Separate branches of the the graphql query are handed to independent goroutines. When batchable rpcs (to the database, or other services) occur, we delay execution by ~1ms and wait for any other rpcs of the same type (and keep delaying for up to ~20ms). This works pretty well for our more expensive field resolvers. We've also thought about ways to examine and track the execution of the goroutines (similar to the facebook/dataloader approach), but the time-based batches have worked pretty well for us so far.
We also aggressively cache queries and rpcs so that the same data is not expensive to fetch across different branches of a query.
Old timers that remember Enterprise JavaBeans 1.x entity beans are probably rolling in laughter currently. It had a very similar problem in 1999-2000 that doomed many systems to crappy performance and tarred EJB forever.
History never fails to repeat itself: beware subsystems that propose to wrap and abstract your database for a new paradigm "automatically". They're leaky and difficult and take a decade to get right. See: ActiveRecord, EJB followed by JPA, .NET's various DB frameworks, Django, etc.
I wrote a little proof of concept in JavaScript showing one way of dealing with the problem [1]. Essentially, as you go through each node in the request, build up a query (say, a SQL query) that represents the fetching of that node by joining it with the query of its parent. Then, stitch the result of running each query back onto the result of running the parent query. Conceptually, this means one resolution function call for each node in the request, rather than one resolution function call for each node node in the response.

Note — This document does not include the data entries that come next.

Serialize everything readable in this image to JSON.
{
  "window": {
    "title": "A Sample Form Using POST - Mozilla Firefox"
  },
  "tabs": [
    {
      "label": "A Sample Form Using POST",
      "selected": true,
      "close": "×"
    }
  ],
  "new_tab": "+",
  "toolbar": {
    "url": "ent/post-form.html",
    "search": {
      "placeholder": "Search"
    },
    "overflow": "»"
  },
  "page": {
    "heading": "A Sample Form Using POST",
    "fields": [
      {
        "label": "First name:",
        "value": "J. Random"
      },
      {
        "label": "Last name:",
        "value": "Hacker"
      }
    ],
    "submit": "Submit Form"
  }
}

However, it's rather verbose with repeated boilerplate, so to make the approach work I think you'd want to put a higher-level layer on top -- that's what I've done with a Python implementation [2]. I think the general approach is the valuable part, rather than the specific libraries, and seems more in keeping with how I'd normally write queries than the usual DataLoader approach. In particular, I've found it tends to improve performance when fetching large data sets since you don't need to call a resolution function on every single field that gets returned. (DataLoader implementations batch queries together to avoid the n+1 problem, but they mean that you need to implement a batching layer, and probably make your resolution functions asynchronous, which is especially expensive for large data sets).